Ainsi que le stipule la promesse de vente ( page 6), la vente entraîne de plein droit la résiliation amiable du bail rural dans la mesure où les preneurs deviennent propriétaires des parcelles qu’ils louaient, sans qu’il soit nécessaire de renvoyer les parties devant la juridiction paritaire des baux ruraux ainsi que le soulève M. [N] [K].

Sur la demande subsidiaire en rescision pour lésion

Aux termes de l’article 1674 du code civil, si le vendeur a été lésé de plus des 7 /12èmes dans le prix d’un immeuble, il a le droit de demander la rescision de la vente […]

Il appartient à celui qui entend se prévaloir de la lésion d’apporter des éléments chiffrés suffisants, soit à établir cette lésion sans expertise, soit afin d’appuyer une demande d’expertise.

Le prix de vente total pour l’ensemble des parcelles était de 500.000 €, soit 5.400 € l’hectare, tenant compte d’un abattement en raison de l’existence d’un bail rural.

Le premier juge a relevé que M. [N] [K] se fondait sur le prix de l’hectare en 2018 et non en 2015 et a dit exactement qu’en outre, même en se basant sur un prix de 12 820 € l’hectare, le prix de vente (5 400 €) n’était pas inférieur aux 5/12ème de cette valeur. Le jugement est par conséquent confirmé en ce qu’il a rejeté la demande en rescision pour lésion. Aucun élément ne permet au surplus d’ordonner une expertise, laquelle n’a pas pour objet de palier la carence d’une partie à apporter la preuve qui lui incombe.

Sur l’article 700 du code de procédure civile et les dépens

M. [N] [K], qui succombe, sera condamné aux dépens d’appel et versera à M et Mme [M] une somme de 2 000 € en application de l’article 700 du code de procédure civile.

Les dispositions du jugement sont confirmées sur les dépens.

Il sera en outre alloué une somme de 1 500 € à M et Mme [M] au titre des frais irrépétibles qu’ils ont exposés en première instance.

PAR CES MOTIFS

La cour,

INFIRME le jugement en ce qu’il a déclaré caduque la promesse de vente consentie par Mme [R] [K] veuve [Z] à M et Mme [M] le 15 avril 2015 et en ce qu’il a rejeté la demande de M et Mme [M] fondée sur l’article 700 du code de procédure civile ;

Statuant à nouveau sur les chefs infirmés :

DIT que la promesse de vente du 15 avril 2015 vaut vente entre les héritiers de Mme [R] [K] veuve [Z] et M et Mme [M] au prix convenu à la promesse, soit la somme de 209 433,15 €, payable selon les modalités prévues par celle-ci, et portant sur les biens immobiliers suivants :

– commune de [Localité 4], lieu-dit « [Localité 7] », diverses parcelles de terre et

landes, cadastrées :

-section [Cadastre 3], lieu-dit « [Localité 7] », pour une superficie de 21ha 85a 30ca ;

-section [Cadastre 11], lieu-dit « [Localité 8] », pour une contenance de 26ha 81a 80ca ;

– section [Cadastre 13], lieu-dit « [Localité 7] », pour une superficie de 41ha 36a 94ca,

Soit une surface totale de 90ha 4a 4ca, et ce à concurrence des 5/12 ème indivis ;

– commune de [Localité 4], lieu-dit « [Localité 6] », une parcelle de terre cadastrée section [Cadastre 12], pour une superficie de 2ha 44a 11ca.

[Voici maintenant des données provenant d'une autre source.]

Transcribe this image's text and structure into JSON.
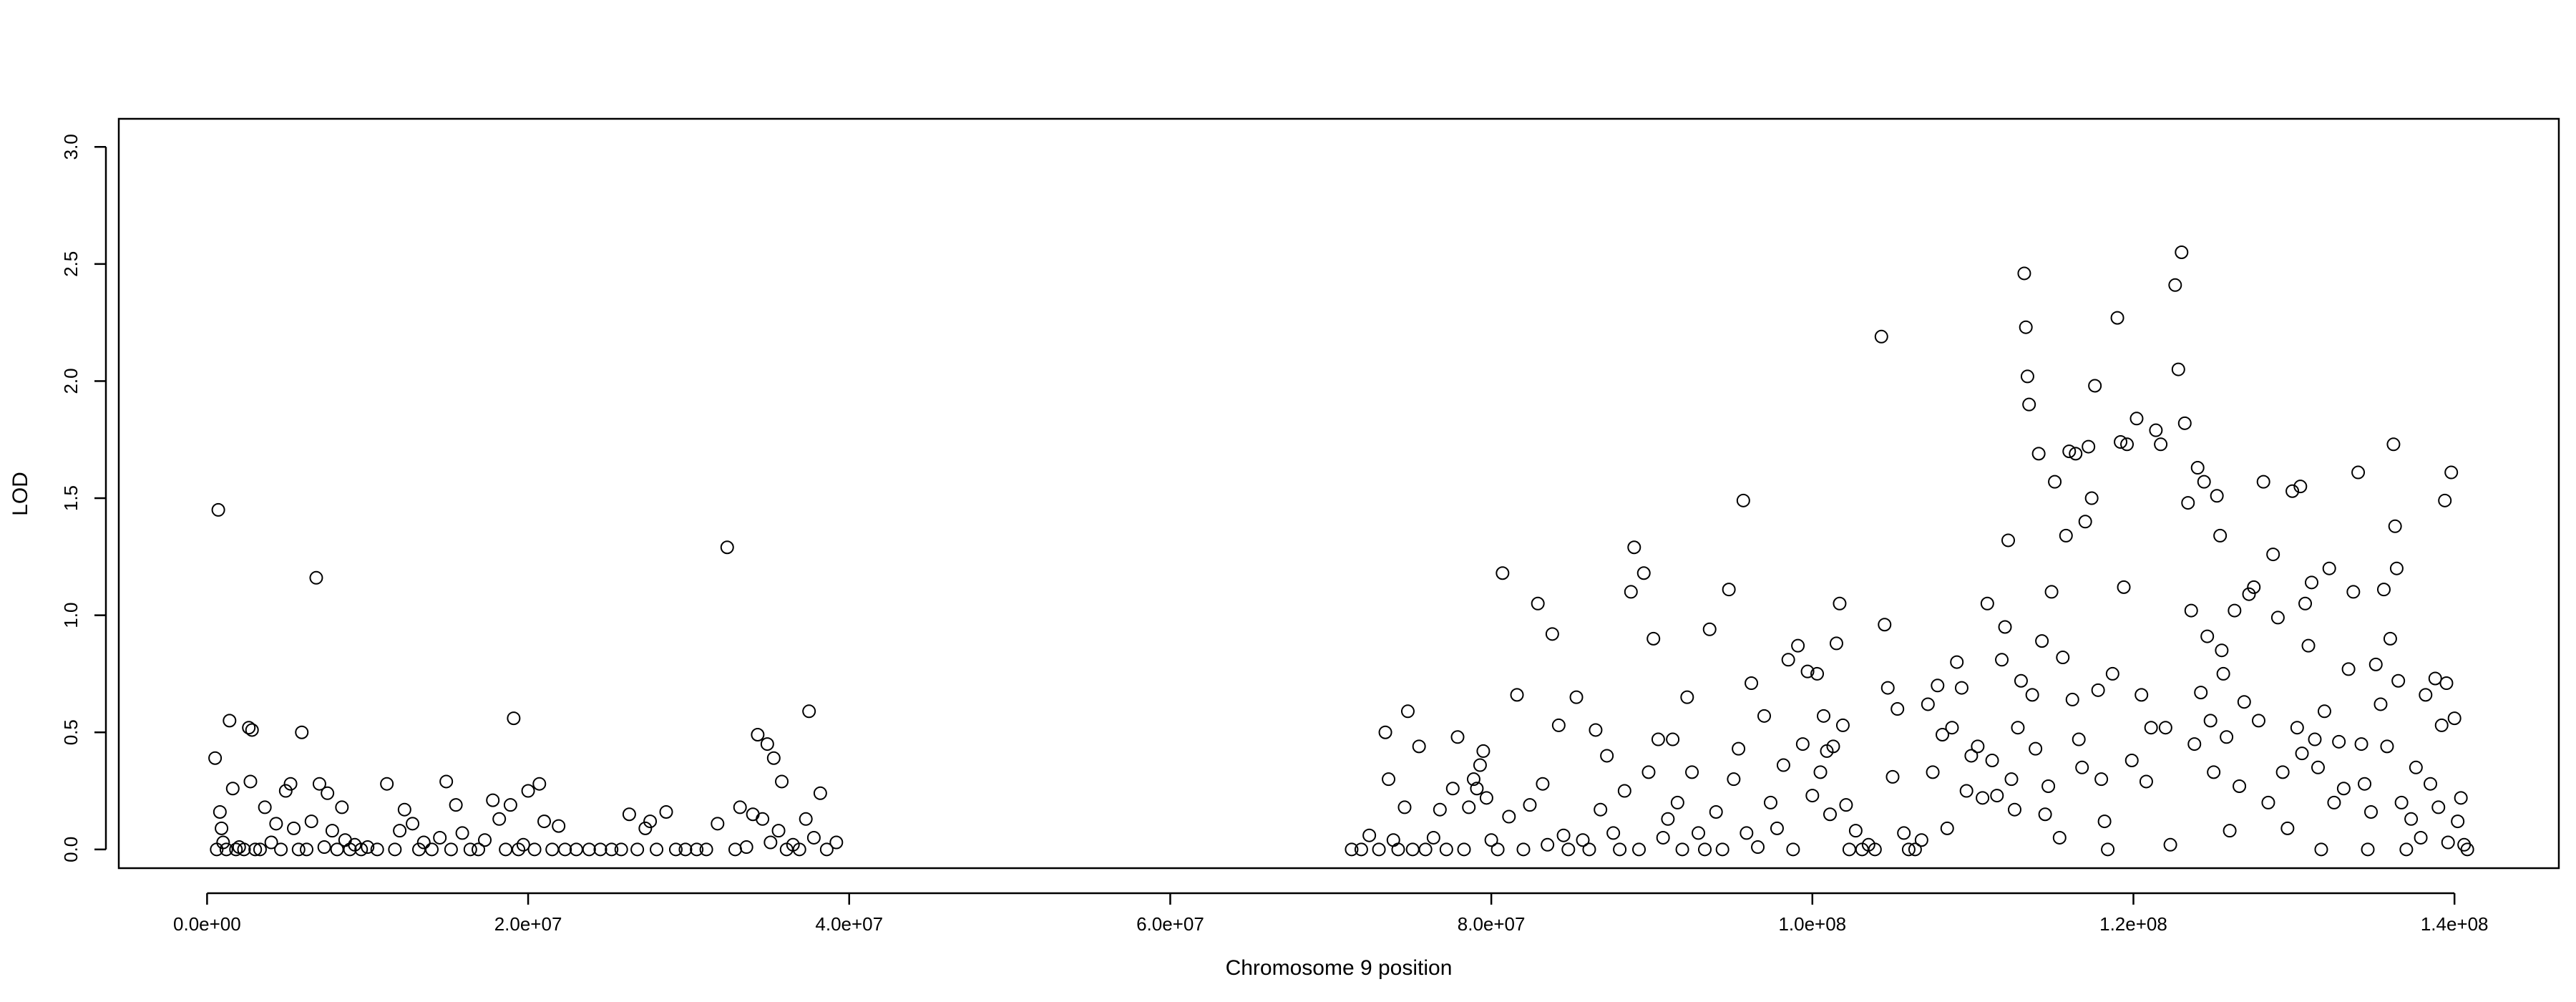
{
  "chart_data": {
    "type": "scatter",
    "title": "",
    "xlabel": "Chromosome 9 position",
    "ylabel": "LOD",
    "xlim": [
      -5500000,
      146500000
    ],
    "ylim": [
      -0.08,
      3.12
    ],
    "x_ticks": [
      0,
      20000000,
      40000000,
      60000000,
      80000000,
      100000000,
      120000000,
      140000000
    ],
    "x_tick_labels": [
      "0.0e+00",
      "2.0e+07",
      "4.0e+07",
      "6.0e+07",
      "8.0e+07",
      "1.0e+08",
      "1.2e+08",
      "1.4e+08"
    ],
    "y_ticks": [
      0,
      0.5,
      1,
      1.5,
      2,
      2.5,
      3
    ],
    "y_tick_labels": [
      "0.0",
      "0.5",
      "1.0",
      "1.5",
      "2.0",
      "2.5",
      "3.0"
    ],
    "grid": false,
    "legend": "none",
    "marker": "open-circle",
    "marker_color": "#000000",
    "points": [
      [
        500000,
        0.39
      ],
      [
        600000,
        0.0
      ],
      [
        700000,
        1.45
      ],
      [
        800000,
        0.16
      ],
      [
        900000,
        0.09
      ],
      [
        1000000,
        0.03
      ],
      [
        1200000,
        0.0
      ],
      [
        1400000,
        0.55
      ],
      [
        1600000,
        0.26
      ],
      [
        1800000,
        0.0
      ],
      [
        2000000,
        0.01
      ],
      [
        2300000,
        0.0
      ],
      [
        2600000,
        0.52
      ],
      [
        2700000,
        0.29
      ],
      [
        2800000,
        0.51
      ],
      [
        3000000,
        0.0
      ],
      [
        3300000,
        0.0
      ],
      [
        3600000,
        0.18
      ],
      [
        4000000,
        0.03
      ],
      [
        4300000,
        0.11
      ],
      [
        4600000,
        0.0
      ],
      [
        4900000,
        0.25
      ],
      [
        5200000,
        0.28
      ],
      [
        5400000,
        0.09
      ],
      [
        5700000,
        0.0
      ],
      [
        5900000,
        0.5
      ],
      [
        6200000,
        0.0
      ],
      [
        6500000,
        0.12
      ],
      [
        6800000,
        1.16
      ],
      [
        7000000,
        0.28
      ],
      [
        7300000,
        0.01
      ],
      [
        7500000,
        0.24
      ],
      [
        7800000,
        0.08
      ],
      [
        8100000,
        0.0
      ],
      [
        8400000,
        0.18
      ],
      [
        8600000,
        0.04
      ],
      [
        8900000,
        0.0
      ],
      [
        9200000,
        0.02
      ],
      [
        9600000,
        0.0
      ],
      [
        10000000,
        0.01
      ],
      [
        10600000,
        0.0
      ],
      [
        11200000,
        0.28
      ],
      [
        11700000,
        0.0
      ],
      [
        12000000,
        0.08
      ],
      [
        12300000,
        0.17
      ],
      [
        12800000,
        0.11
      ],
      [
        13200000,
        0.0
      ],
      [
        13500000,
        0.03
      ],
      [
        14000000,
        0.0
      ],
      [
        14500000,
        0.05
      ],
      [
        14900000,
        0.29
      ],
      [
        15200000,
        0.0
      ],
      [
        15500000,
        0.19
      ],
      [
        15900000,
        0.07
      ],
      [
        16400000,
        0.0
      ],
      [
        16900000,
        0.0
      ],
      [
        17300000,
        0.04
      ],
      [
        17800000,
        0.21
      ],
      [
        18200000,
        0.13
      ],
      [
        18600000,
        0.0
      ],
      [
        18900000,
        0.19
      ],
      [
        19100000,
        0.56
      ],
      [
        19400000,
        0.0
      ],
      [
        19700000,
        0.02
      ],
      [
        20000000,
        0.25
      ],
      [
        20400000,
        0.0
      ],
      [
        20700000,
        0.28
      ],
      [
        21000000,
        0.12
      ],
      [
        21500000,
        0.0
      ],
      [
        21900000,
        0.1
      ],
      [
        22300000,
        0.0
      ],
      [
        23000000,
        0.0
      ],
      [
        23800000,
        0.0
      ],
      [
        24500000,
        0.0
      ],
      [
        25200000,
        0.0
      ],
      [
        25800000,
        0.0
      ],
      [
        26300000,
        0.15
      ],
      [
        26800000,
        0.0
      ],
      [
        27300000,
        0.09
      ],
      [
        27600000,
        0.12
      ],
      [
        28000000,
        0.0
      ],
      [
        28600000,
        0.16
      ],
      [
        29200000,
        0.0
      ],
      [
        29800000,
        0.0
      ],
      [
        30500000,
        0.0
      ],
      [
        31100000,
        0.0
      ],
      [
        31800000,
        0.11
      ],
      [
        32400000,
        1.29
      ],
      [
        32900000,
        0.0
      ],
      [
        33200000,
        0.18
      ],
      [
        33600000,
        0.01
      ],
      [
        34000000,
        0.15
      ],
      [
        34300000,
        0.49
      ],
      [
        34600000,
        0.13
      ],
      [
        34900000,
        0.45
      ],
      [
        35100000,
        0.03
      ],
      [
        35300000,
        0.39
      ],
      [
        35600000,
        0.08
      ],
      [
        35800000,
        0.29
      ],
      [
        36100000,
        0.0
      ],
      [
        36500000,
        0.02
      ],
      [
        36900000,
        0.0
      ],
      [
        37300000,
        0.13
      ],
      [
        37500000,
        0.59
      ],
      [
        37800000,
        0.05
      ],
      [
        38200000,
        0.24
      ],
      [
        38600000,
        0.0
      ],
      [
        39200000,
        0.03
      ],
      [
        71300000,
        0.0
      ],
      [
        71900000,
        0.0
      ],
      [
        72400000,
        0.06
      ],
      [
        73000000,
        0.0
      ],
      [
        73400000,
        0.5
      ],
      [
        73600000,
        0.3
      ],
      [
        73900000,
        0.04
      ],
      [
        74200000,
        0.0
      ],
      [
        74600000,
        0.18
      ],
      [
        74800000,
        0.59
      ],
      [
        75100000,
        0.0
      ],
      [
        75500000,
        0.44
      ],
      [
        75900000,
        0.0
      ],
      [
        76400000,
        0.05
      ],
      [
        76800000,
        0.17
      ],
      [
        77200000,
        0.0
      ],
      [
        77600000,
        0.26
      ],
      [
        77900000,
        0.48
      ],
      [
        78300000,
        0.0
      ],
      [
        78600000,
        0.18
      ],
      [
        78900000,
        0.3
      ],
      [
        79100000,
        0.26
      ],
      [
        79300000,
        0.36
      ],
      [
        79500000,
        0.42
      ],
      [
        79700000,
        0.22
      ],
      [
        80000000,
        0.04
      ],
      [
        80400000,
        0.0
      ],
      [
        80700000,
        1.18
      ],
      [
        81100000,
        0.14
      ],
      [
        81600000,
        0.66
      ],
      [
        82000000,
        0.0
      ],
      [
        82400000,
        0.19
      ],
      [
        82900000,
        1.05
      ],
      [
        83200000,
        0.28
      ],
      [
        83500000,
        0.02
      ],
      [
        83800000,
        0.92
      ],
      [
        84200000,
        0.53
      ],
      [
        84500000,
        0.06
      ],
      [
        84800000,
        0.0
      ],
      [
        85300000,
        0.65
      ],
      [
        85700000,
        0.04
      ],
      [
        86100000,
        0.0
      ],
      [
        86500000,
        0.51
      ],
      [
        86800000,
        0.17
      ],
      [
        87200000,
        0.4
      ],
      [
        87600000,
        0.07
      ],
      [
        88000000,
        0.0
      ],
      [
        88300000,
        0.25
      ],
      [
        88700000,
        1.1
      ],
      [
        88900000,
        1.29
      ],
      [
        89200000,
        0.0
      ],
      [
        89500000,
        1.18
      ],
      [
        89800000,
        0.33
      ],
      [
        90100000,
        0.9
      ],
      [
        90400000,
        0.47
      ],
      [
        90700000,
        0.05
      ],
      [
        91000000,
        0.13
      ],
      [
        91300000,
        0.47
      ],
      [
        91600000,
        0.2
      ],
      [
        91900000,
        0.0
      ],
      [
        92200000,
        0.65
      ],
      [
        92500000,
        0.33
      ],
      [
        92900000,
        0.07
      ],
      [
        93300000,
        0.0
      ],
      [
        93600000,
        0.94
      ],
      [
        94000000,
        0.16
      ],
      [
        94400000,
        0.0
      ],
      [
        94800000,
        1.11
      ],
      [
        95100000,
        0.3
      ],
      [
        95400000,
        0.43
      ],
      [
        95700000,
        1.49
      ],
      [
        95900000,
        0.07
      ],
      [
        96200000,
        0.71
      ],
      [
        96600000,
        0.01
      ],
      [
        97000000,
        0.57
      ],
      [
        97400000,
        0.2
      ],
      [
        97800000,
        0.09
      ],
      [
        98200000,
        0.36
      ],
      [
        98500000,
        0.81
      ],
      [
        98800000,
        0.0
      ],
      [
        99100000,
        0.87
      ],
      [
        99400000,
        0.45
      ],
      [
        99700000,
        0.76
      ],
      [
        100000000,
        0.23
      ],
      [
        100300000,
        0.75
      ],
      [
        100500000,
        0.33
      ],
      [
        100700000,
        0.57
      ],
      [
        100900000,
        0.42
      ],
      [
        101100000,
        0.15
      ],
      [
        101300000,
        0.44
      ],
      [
        101500000,
        0.88
      ],
      [
        101700000,
        1.05
      ],
      [
        101900000,
        0.53
      ],
      [
        102100000,
        0.19
      ],
      [
        102300000,
        0.0
      ],
      [
        102700000,
        0.08
      ],
      [
        103100000,
        0.0
      ],
      [
        103500000,
        0.02
      ],
      [
        103900000,
        0.0
      ],
      [
        104300000,
        2.19
      ],
      [
        104500000,
        0.96
      ],
      [
        104700000,
        0.69
      ],
      [
        105000000,
        0.31
      ],
      [
        105300000,
        0.6
      ],
      [
        105700000,
        0.07
      ],
      [
        106000000,
        0.0
      ],
      [
        106400000,
        0.0
      ],
      [
        106800000,
        0.04
      ],
      [
        107200000,
        0.62
      ],
      [
        107500000,
        0.33
      ],
      [
        107800000,
        0.7
      ],
      [
        108100000,
        0.49
      ],
      [
        108400000,
        0.09
      ],
      [
        108700000,
        0.52
      ],
      [
        109000000,
        0.8
      ],
      [
        109300000,
        0.69
      ],
      [
        109600000,
        0.25
      ],
      [
        109900000,
        0.4
      ],
      [
        110300000,
        0.44
      ],
      [
        110600000,
        0.22
      ],
      [
        110900000,
        1.05
      ],
      [
        111200000,
        0.38
      ],
      [
        111500000,
        0.23
      ],
      [
        111800000,
        0.81
      ],
      [
        112000000,
        0.95
      ],
      [
        112200000,
        1.32
      ],
      [
        112400000,
        0.3
      ],
      [
        112600000,
        0.17
      ],
      [
        112800000,
        0.52
      ],
      [
        113000000,
        0.72
      ],
      [
        113200000,
        2.46
      ],
      [
        113300000,
        2.23
      ],
      [
        113400000,
        2.02
      ],
      [
        113500000,
        1.9
      ],
      [
        113700000,
        0.66
      ],
      [
        113900000,
        0.43
      ],
      [
        114100000,
        1.69
      ],
      [
        114300000,
        0.89
      ],
      [
        114500000,
        0.15
      ],
      [
        114700000,
        0.27
      ],
      [
        114900000,
        1.1
      ],
      [
        115100000,
        1.57
      ],
      [
        115400000,
        0.05
      ],
      [
        115600000,
        0.82
      ],
      [
        115800000,
        1.34
      ],
      [
        116000000,
        1.7
      ],
      [
        116200000,
        0.64
      ],
      [
        116400000,
        1.69
      ],
      [
        116600000,
        0.47
      ],
      [
        116800000,
        0.35
      ],
      [
        117000000,
        1.4
      ],
      [
        117200000,
        1.72
      ],
      [
        117400000,
        1.5
      ],
      [
        117600000,
        1.98
      ],
      [
        117800000,
        0.68
      ],
      [
        118000000,
        0.3
      ],
      [
        118200000,
        0.12
      ],
      [
        118400000,
        0.0
      ],
      [
        118700000,
        0.75
      ],
      [
        119000000,
        2.27
      ],
      [
        119200000,
        1.74
      ],
      [
        119400000,
        1.12
      ],
      [
        119600000,
        1.73
      ],
      [
        119900000,
        0.38
      ],
      [
        120200000,
        1.84
      ],
      [
        120500000,
        0.66
      ],
      [
        120800000,
        0.29
      ],
      [
        121100000,
        0.52
      ],
      [
        121400000,
        1.79
      ],
      [
        121700000,
        1.73
      ],
      [
        122000000,
        0.52
      ],
      [
        122300000,
        0.02
      ],
      [
        122600000,
        2.41
      ],
      [
        122800000,
        2.05
      ],
      [
        123000000,
        2.55
      ],
      [
        123200000,
        1.82
      ],
      [
        123400000,
        1.48
      ],
      [
        123600000,
        1.02
      ],
      [
        123800000,
        0.45
      ],
      [
        124000000,
        1.63
      ],
      [
        124200000,
        0.67
      ],
      [
        124400000,
        1.57
      ],
      [
        124600000,
        0.91
      ],
      [
        124800000,
        0.55
      ],
      [
        125000000,
        0.33
      ],
      [
        125200000,
        1.51
      ],
      [
        125400000,
        1.34
      ],
      [
        125500000,
        0.85
      ],
      [
        125600000,
        0.75
      ],
      [
        125800000,
        0.48
      ],
      [
        126000000,
        0.08
      ],
      [
        126300000,
        1.02
      ],
      [
        126600000,
        0.27
      ],
      [
        126900000,
        0.63
      ],
      [
        127200000,
        1.09
      ],
      [
        127500000,
        1.12
      ],
      [
        127800000,
        0.55
      ],
      [
        128100000,
        1.57
      ],
      [
        128400000,
        0.2
      ],
      [
        128700000,
        1.26
      ],
      [
        129000000,
        0.99
      ],
      [
        129300000,
        0.33
      ],
      [
        129600000,
        0.09
      ],
      [
        129900000,
        1.53
      ],
      [
        130200000,
        0.52
      ],
      [
        130400000,
        1.55
      ],
      [
        130500000,
        0.41
      ],
      [
        130700000,
        1.05
      ],
      [
        130900000,
        0.87
      ],
      [
        131100000,
        1.14
      ],
      [
        131300000,
        0.47
      ],
      [
        131500000,
        0.35
      ],
      [
        131700000,
        0.0
      ],
      [
        131900000,
        0.59
      ],
      [
        132200000,
        1.2
      ],
      [
        132500000,
        0.2
      ],
      [
        132800000,
        0.46
      ],
      [
        133100000,
        0.26
      ],
      [
        133400000,
        0.77
      ],
      [
        133700000,
        1.1
      ],
      [
        134000000,
        1.61
      ],
      [
        134200000,
        0.45
      ],
      [
        134400000,
        0.28
      ],
      [
        134600000,
        0.0
      ],
      [
        134800000,
        0.16
      ],
      [
        135100000,
        0.79
      ],
      [
        135400000,
        0.62
      ],
      [
        135600000,
        1.11
      ],
      [
        135800000,
        0.44
      ],
      [
        136000000,
        0.9
      ],
      [
        136200000,
        1.73
      ],
      [
        136300000,
        1.38
      ],
      [
        136400000,
        1.2
      ],
      [
        136500000,
        0.72
      ],
      [
        136700000,
        0.2
      ],
      [
        137000000,
        0.0
      ],
      [
        137300000,
        0.13
      ],
      [
        137600000,
        0.35
      ],
      [
        137900000,
        0.05
      ],
      [
        138200000,
        0.66
      ],
      [
        138500000,
        0.28
      ],
      [
        138800000,
        0.73
      ],
      [
        139000000,
        0.18
      ],
      [
        139200000,
        0.53
      ],
      [
        139400000,
        1.49
      ],
      [
        139500000,
        0.71
      ],
      [
        139600000,
        0.03
      ],
      [
        139800000,
        1.61
      ],
      [
        140000000,
        0.56
      ],
      [
        140200000,
        0.12
      ],
      [
        140400000,
        0.22
      ],
      [
        140600000,
        0.02
      ],
      [
        140800000,
        0.0
      ]
    ]
  }
}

Et ce à concurrence de la moitié indivise dudit bien ;

CONSTATE que la vente emporte de plein droit résiliation du bail rural ayant lié les parties;

CONDAMNE M. [N] [K] à verser à M et Mme [M] une somme de 1 500 € sur le fondement de l’article 700 du code de procédure civile en première instance ;

CONFIRME le jugement pour le surplus ;

Y ajoutant :

CONDAMNE M. [N] [K] à verser à M et Mme [M] une somme de 2 000 € sur le fondement de l’article 700 du code de procédure civile au titre de leurs frais irrépétibles d’appel ;

CONDAMNE M. [N] [K] aux dépens d’appel.

L’arrêt a été signé par O. CLEMENT, Président, et par S. MAGIS, Greffier, auquel la minute de la décision a été remise par le magistrat signataire.